Excess subsurface heat release as a possible cause of the negative erosion effect in combustion of homogeneous solid propellants

An increase in the rate of combustion (gasification) of solid propellants exposed to a sufficiently intense blowing gas flow was discovered experimentally in the 1940s and called erosive burning. Later it was found that for some propellants at relatively low blowing speeds, there may be a decrease in the burning rate, called negative erosion. Attempts to theoretically study negative erosion have been made since 1971 and focused on analyzing changes in the intensity of heat transfer on a burning surface with the leading role of gas-phase reactions, taking into account the effect of large-scale fluctuations in gas velocity and temperature, the effect of the differences in diffusion coefficients and thermal diffusivity of the gas, and the effect of flame stretching.
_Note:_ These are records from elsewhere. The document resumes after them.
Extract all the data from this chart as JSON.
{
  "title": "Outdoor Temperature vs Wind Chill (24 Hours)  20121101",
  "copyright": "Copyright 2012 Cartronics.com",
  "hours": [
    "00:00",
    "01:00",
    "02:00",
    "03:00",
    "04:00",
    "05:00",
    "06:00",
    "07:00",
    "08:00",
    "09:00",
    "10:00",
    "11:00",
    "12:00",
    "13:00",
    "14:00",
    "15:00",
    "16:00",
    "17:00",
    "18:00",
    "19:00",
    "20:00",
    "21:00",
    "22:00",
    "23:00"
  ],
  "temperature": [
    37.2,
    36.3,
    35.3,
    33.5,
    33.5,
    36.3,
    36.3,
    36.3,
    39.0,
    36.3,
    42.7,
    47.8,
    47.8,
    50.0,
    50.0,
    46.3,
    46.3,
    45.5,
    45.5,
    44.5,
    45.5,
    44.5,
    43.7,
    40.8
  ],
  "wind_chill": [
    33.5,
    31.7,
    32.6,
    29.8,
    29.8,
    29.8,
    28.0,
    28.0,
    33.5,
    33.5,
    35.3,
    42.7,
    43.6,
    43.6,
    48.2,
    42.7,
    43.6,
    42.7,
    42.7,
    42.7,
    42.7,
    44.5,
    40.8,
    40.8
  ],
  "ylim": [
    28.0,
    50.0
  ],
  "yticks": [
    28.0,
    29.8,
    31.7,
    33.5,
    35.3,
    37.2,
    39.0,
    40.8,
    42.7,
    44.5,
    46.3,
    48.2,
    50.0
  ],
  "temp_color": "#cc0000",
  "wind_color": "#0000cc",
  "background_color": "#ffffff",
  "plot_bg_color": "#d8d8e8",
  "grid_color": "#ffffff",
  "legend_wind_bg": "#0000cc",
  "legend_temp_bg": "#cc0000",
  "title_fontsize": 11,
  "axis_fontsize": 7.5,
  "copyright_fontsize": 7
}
This paper presents an analysis of propellant combustion under blowing conditions in the presence of intense subsurface heat release due to exothermic reactions in the condensed phase. In the case where the surface temperature is limited by the boiling point, local temperature maxima can form in the subsurface layer, leading to an uneven response on the surface and to the occurrence of “intrinsic” turbulence in the adjacent gas layer. This turbulence leads to a change in the heat input to the propellant and allows one to qualitatively explain the effect of negative erosion.